EnergyWall upgrades a building’s walls, gently warming or cooling homes from the outside, turning bricks into radiators that maintain a comfortable internal temperature all year round. Using AI to analyse a building and off-site manufacturing, it designs and installs pipe systems into insulation panels for the walls of a building, making retrofitting buildings with heat pumps faster, cheaper, and less disruptive. This approach is ideal for social housing, helping reduce carbon emissions, cut energy bills, and tackle condensation that causes mould. It’s a smarter, scalable way to decarbonise heating and fight fuel poverty across the UK.

Green Loops

By University of Wolverhampton, in partnership with ABCircular GmbH Berlin.

Green Loops tackles the challenge of recycling end-of-life photovoltaic (PV) cells by creating high-efficiency solar panels from recycled materials.  It uses machine learning to analyse the optical properties of materials and structures of solar cells. Using highly conductive artificially engineered MXene-based metamaterials, Green Loops optimises the design of solar cells to enhance energy performance while reducing manufacturing costs. With the growing e-waste problem from old solar panels, the technology helps reduce waste, supports a circular economy, and makes solar energy more sustainable and accessible.

Grid Stability

By University of Manchester.

For electricity grids to function, there must be balance between the electricity going into the grid and the electricity leaving it. Grid Stability Monitor uses AI and machine learning to quickly analyse power grid stability as more low-carbon technologies like wind, solar, EVs and heat pumps connect. It replaces slow, complex simulations with rapid, AI-driven assessments, enabling real-time monitoring, faster decision-making, and more confident planning. This helps grid operators maintain reliability while scaling up clean energy solutions and cutting emissions.

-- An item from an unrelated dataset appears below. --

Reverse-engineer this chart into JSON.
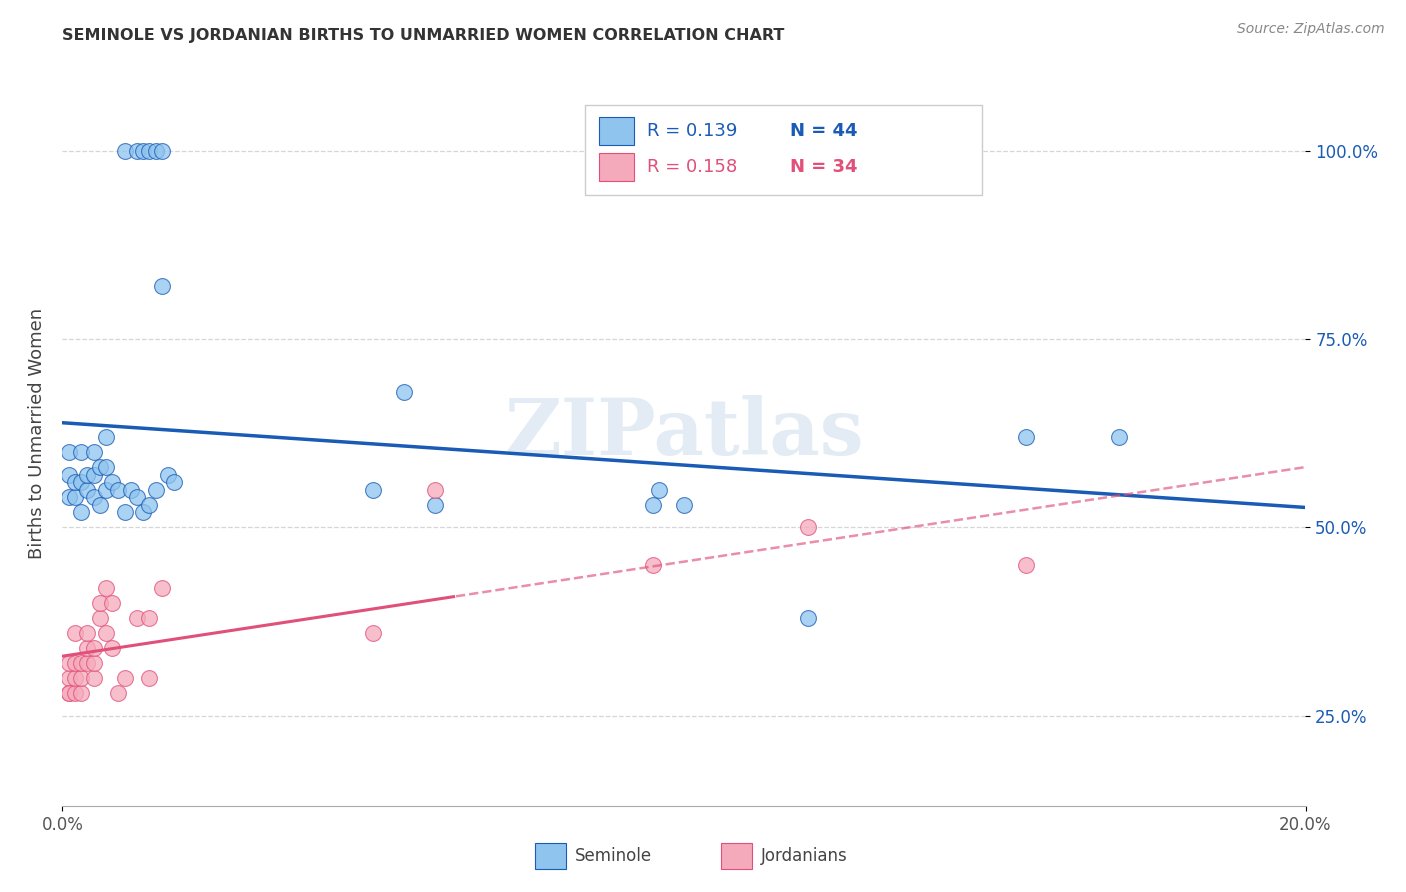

RaThPAs (Rapid Thermal Performance Assessment algorithms)

By Kestrix.

Uses AI and thermal drones to map heat loss across entire neighbourhoods, acting as fast, 3D energy surveys from the sky. This helps stakeholders like utilities, councils and housing providers plan energy upgrades with fewer costly, time-consuming site visits. Like a “Google Maps of heat loss,” the system shows where buildings are leaking heat and recommends fixes. With a team of experts in computer vision and physics, Kestrix aims to speed up home retrofits, in turn cutting emissions, saving households money, and making homes warmer and healthier at scale.

About the Manchester Prize

The Manchester Prize is a multi-million-pound challenge prize from the UK’s Department for Science, Innovation and Technology (DSIT) that rewards UK-led breakthroughs in artificial intelligence for public good. Every year for a decade, it will reward innovations that will help to transform the lives of the people across the UK and continue to secure the UK’s place as a global leader in cutting edge innovation.

The Manchester Prize is delivered by Challenge Works, a global leader in designing and delivering high-impact challenge prizes that incentivise cutting-edge innovation for social good - part of UK innovation foundation Nesta. Visit: manchesterprize.org.